Faizle ilgili en son nazil olan ayetler bunlardır ve bu ayetlerle her türlü faiz kesinlikle haram kılınmıştır.

Peygamber Efendimiz, faiz yiyenlerin ahiretteki acıklı halini şu şekilde anlatmıştır: “Miraç gecesi, bir insan topluluğuna rastladım. Bunların mideleri, dışarıdan bakıldığında içi görülen ve yılanlarla dolu olan bir eve benziyordu. Bunlar kim? diye sordum. Cibril, bunlar faiz yiyenlerdir, diye cevap verdi.”

Yine hadis-i şeriflerde, “Peygamber efendimizin faizi alana, verene, faiz senedi yazana ve iki tarafın şahitlerine lanet ettiği” de bildirilmektedir.

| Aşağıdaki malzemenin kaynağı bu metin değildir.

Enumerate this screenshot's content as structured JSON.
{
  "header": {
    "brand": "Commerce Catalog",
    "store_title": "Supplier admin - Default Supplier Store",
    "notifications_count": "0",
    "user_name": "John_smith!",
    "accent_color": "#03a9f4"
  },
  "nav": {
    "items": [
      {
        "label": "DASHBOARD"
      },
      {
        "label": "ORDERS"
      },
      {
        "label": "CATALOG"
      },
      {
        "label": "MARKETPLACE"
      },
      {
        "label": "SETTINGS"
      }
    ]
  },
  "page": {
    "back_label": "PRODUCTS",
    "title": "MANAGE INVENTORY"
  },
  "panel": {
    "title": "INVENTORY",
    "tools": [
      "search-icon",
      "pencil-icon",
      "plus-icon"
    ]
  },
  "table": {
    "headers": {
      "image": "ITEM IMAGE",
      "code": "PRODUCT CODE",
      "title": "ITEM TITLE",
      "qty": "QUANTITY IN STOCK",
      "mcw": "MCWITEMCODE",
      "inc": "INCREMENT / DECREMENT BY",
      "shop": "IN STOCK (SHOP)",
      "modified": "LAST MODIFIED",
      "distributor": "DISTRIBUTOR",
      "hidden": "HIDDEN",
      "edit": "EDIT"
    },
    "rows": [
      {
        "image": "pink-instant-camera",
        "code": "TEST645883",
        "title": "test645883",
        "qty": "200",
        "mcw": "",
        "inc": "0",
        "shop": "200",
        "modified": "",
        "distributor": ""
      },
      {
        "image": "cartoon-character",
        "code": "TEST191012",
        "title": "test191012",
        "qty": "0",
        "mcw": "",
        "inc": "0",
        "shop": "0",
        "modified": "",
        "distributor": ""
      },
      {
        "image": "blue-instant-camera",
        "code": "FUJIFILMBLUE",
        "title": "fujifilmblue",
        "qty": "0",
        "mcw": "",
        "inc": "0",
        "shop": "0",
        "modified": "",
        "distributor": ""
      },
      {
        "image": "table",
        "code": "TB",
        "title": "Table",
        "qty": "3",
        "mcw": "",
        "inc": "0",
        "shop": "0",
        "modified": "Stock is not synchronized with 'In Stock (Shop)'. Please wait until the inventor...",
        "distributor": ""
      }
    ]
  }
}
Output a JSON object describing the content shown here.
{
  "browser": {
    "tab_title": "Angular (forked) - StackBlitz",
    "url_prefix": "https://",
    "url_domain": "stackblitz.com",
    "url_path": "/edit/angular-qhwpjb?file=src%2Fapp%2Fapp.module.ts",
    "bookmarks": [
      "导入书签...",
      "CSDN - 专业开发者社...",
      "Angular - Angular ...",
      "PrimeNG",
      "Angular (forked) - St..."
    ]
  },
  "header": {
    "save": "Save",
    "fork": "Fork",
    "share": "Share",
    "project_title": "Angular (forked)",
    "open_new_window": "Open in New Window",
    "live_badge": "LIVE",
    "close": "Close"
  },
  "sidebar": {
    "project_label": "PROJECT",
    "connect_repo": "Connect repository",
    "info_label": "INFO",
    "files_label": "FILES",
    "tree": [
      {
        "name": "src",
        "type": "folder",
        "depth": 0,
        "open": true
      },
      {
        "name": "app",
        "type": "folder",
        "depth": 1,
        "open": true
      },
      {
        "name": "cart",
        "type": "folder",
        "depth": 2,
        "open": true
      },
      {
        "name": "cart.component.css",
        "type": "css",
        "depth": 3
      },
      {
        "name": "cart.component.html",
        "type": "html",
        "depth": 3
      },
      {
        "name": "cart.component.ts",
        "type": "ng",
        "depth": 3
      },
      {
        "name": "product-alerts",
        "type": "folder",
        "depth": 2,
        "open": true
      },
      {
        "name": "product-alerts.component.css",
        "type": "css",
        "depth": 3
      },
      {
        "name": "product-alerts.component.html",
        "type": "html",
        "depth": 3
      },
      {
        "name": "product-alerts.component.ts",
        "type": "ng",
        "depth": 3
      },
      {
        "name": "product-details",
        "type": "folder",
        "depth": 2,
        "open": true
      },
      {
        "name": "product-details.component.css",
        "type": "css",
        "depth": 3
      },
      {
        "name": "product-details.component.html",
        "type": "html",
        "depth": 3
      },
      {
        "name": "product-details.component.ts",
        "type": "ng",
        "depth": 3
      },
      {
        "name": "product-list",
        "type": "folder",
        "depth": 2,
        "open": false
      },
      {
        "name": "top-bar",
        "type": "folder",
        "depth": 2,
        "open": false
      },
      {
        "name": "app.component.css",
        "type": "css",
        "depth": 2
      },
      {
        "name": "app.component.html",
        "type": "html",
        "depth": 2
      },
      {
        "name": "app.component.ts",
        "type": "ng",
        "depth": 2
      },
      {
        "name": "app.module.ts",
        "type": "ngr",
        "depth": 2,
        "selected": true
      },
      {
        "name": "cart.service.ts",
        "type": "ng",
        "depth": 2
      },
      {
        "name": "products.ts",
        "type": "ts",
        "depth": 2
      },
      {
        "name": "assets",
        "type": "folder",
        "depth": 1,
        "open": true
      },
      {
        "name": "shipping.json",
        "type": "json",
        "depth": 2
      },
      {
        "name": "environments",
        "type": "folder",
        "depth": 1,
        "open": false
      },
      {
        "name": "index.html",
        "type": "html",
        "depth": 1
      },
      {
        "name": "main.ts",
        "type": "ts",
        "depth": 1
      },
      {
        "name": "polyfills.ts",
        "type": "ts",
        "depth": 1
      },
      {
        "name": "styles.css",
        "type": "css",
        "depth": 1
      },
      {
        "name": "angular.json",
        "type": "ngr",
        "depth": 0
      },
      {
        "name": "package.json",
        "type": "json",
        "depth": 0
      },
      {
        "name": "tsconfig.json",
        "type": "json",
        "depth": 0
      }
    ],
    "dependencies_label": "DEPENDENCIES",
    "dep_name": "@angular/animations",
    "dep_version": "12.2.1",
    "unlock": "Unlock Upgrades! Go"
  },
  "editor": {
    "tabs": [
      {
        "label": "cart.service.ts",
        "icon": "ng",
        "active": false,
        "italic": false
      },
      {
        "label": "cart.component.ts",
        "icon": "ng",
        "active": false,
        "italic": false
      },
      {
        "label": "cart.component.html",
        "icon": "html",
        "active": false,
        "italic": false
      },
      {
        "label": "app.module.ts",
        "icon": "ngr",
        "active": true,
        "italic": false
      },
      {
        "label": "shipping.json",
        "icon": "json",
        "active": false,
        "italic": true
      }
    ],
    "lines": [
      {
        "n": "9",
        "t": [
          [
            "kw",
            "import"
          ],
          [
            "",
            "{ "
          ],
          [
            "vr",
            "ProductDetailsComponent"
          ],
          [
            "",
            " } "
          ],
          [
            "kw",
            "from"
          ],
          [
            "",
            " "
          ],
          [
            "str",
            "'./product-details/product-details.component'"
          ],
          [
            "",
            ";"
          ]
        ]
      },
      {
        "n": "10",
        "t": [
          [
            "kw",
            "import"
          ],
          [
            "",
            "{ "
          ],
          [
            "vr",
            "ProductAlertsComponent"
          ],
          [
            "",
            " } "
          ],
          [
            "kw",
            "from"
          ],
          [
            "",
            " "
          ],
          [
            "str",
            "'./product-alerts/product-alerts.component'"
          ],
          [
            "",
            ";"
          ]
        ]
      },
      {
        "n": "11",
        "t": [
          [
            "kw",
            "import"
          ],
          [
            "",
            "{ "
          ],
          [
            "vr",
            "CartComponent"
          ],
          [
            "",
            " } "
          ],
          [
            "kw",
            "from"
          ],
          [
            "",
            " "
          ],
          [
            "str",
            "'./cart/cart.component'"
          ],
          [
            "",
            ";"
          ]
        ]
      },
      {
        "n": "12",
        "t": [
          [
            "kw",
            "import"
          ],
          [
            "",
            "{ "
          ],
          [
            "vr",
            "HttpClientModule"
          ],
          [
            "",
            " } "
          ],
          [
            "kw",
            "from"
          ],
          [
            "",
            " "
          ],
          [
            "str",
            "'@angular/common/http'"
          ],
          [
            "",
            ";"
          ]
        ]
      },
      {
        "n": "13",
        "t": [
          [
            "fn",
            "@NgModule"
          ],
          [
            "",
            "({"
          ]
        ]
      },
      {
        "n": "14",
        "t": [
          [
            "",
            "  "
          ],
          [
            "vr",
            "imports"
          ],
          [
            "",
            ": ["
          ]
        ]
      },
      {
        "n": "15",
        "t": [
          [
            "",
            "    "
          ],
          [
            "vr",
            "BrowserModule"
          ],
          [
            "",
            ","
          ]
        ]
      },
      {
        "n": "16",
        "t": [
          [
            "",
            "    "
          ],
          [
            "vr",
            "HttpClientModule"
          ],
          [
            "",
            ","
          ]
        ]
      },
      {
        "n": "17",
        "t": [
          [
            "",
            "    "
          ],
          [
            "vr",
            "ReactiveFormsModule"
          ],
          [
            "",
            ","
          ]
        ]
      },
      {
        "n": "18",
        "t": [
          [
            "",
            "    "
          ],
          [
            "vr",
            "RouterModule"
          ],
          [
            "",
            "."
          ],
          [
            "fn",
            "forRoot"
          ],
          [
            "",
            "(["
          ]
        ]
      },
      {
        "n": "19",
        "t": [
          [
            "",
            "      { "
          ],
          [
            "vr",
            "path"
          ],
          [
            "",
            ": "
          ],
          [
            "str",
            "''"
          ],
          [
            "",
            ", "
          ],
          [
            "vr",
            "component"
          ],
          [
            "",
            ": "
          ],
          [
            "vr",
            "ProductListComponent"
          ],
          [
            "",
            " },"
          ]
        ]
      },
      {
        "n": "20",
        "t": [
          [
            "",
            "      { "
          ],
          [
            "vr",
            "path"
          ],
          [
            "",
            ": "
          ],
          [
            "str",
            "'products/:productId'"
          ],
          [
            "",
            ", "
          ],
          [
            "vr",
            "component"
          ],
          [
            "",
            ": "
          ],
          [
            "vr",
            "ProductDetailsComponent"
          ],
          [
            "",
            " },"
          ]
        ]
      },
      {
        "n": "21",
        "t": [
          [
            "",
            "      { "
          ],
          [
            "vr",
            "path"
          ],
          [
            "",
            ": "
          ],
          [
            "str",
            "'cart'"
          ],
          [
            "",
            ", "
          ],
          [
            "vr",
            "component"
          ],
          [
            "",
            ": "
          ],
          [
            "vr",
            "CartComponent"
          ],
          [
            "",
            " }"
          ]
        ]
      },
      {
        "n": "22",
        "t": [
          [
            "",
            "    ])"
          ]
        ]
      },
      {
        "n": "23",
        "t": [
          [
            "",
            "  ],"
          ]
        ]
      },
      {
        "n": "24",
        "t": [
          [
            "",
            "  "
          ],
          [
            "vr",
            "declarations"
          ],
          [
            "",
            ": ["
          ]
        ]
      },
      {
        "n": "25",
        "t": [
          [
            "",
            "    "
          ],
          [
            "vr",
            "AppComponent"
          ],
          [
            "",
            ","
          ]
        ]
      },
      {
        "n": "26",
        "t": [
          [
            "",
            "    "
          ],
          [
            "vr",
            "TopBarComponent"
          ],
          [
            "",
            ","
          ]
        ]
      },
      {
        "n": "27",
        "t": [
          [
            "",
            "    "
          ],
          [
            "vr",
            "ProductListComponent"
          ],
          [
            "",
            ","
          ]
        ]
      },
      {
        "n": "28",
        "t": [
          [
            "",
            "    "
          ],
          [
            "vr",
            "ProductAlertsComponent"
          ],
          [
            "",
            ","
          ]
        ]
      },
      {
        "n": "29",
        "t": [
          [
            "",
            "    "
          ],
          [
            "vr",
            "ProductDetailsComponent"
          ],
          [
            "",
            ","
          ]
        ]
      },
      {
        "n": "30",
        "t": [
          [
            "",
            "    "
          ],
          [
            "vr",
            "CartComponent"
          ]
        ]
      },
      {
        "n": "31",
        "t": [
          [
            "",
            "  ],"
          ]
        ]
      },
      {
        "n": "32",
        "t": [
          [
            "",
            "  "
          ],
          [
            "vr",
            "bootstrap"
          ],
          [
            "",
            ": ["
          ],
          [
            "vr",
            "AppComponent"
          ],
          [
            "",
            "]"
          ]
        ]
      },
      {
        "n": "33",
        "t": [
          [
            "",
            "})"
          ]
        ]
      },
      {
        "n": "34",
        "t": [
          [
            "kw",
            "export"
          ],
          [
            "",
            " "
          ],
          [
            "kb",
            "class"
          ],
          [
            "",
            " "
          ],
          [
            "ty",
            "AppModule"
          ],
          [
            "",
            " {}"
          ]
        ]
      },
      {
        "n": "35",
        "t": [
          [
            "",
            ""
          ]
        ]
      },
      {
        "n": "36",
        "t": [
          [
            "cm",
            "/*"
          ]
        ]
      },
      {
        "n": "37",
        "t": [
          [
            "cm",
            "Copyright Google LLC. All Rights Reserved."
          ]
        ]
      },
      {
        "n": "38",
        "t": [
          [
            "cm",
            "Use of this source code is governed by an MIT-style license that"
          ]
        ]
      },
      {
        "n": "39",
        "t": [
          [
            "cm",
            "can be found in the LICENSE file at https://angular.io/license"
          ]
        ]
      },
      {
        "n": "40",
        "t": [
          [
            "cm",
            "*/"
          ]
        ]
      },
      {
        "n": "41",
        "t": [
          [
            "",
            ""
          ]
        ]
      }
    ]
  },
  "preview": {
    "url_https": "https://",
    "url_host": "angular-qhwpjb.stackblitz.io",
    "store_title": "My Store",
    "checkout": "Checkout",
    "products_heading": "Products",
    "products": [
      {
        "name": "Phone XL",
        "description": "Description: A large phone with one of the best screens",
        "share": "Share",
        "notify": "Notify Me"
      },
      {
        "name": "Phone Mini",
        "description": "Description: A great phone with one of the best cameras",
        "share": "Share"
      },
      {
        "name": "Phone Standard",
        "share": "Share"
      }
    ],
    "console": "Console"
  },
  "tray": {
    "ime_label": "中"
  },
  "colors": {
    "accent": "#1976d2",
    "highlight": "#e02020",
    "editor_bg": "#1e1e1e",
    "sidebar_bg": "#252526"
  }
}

Bu yasağın, “Ancak müminler birbirinin kardeşidirler.” ayet-i kerimesiyle ve “Komşusu aç iken kendi tok olan bizden değildir.” hadis-i şerifiyle de yakın ilgisi vardır. (hadiste geçen, “bizden değildir” sözünden maksat, “kâmil imanın zevkine erememiştir” demektir.)

Madem ki, Kur’an, mü’minleri kardeş yapmış, zenginlere zekâtı farz kılmış ve sadakayı teşvik etmiştir; o halde zengin bir mü’min, sadaka verdiği bir kardeşinin kendisinden borç para istemesi hâlinde, onun ihtiyacını görecek ve böylece âhireti namına büyük bir kazanç elde edecektir. “Karz-ı hasen” diye adlandırılan bu çok sevaplı ibadeti yapmak yerine, “Ben sana borç veririm, ama aldığımda fazlasıyla alırım.” şeklinde bir teklifte bulunmak İslâm kardeşliğiyle bağdaştırılamaz.

Yani hangi sartlarda olursa olsun eger faiz hükmü tasiyorsa o haramdir.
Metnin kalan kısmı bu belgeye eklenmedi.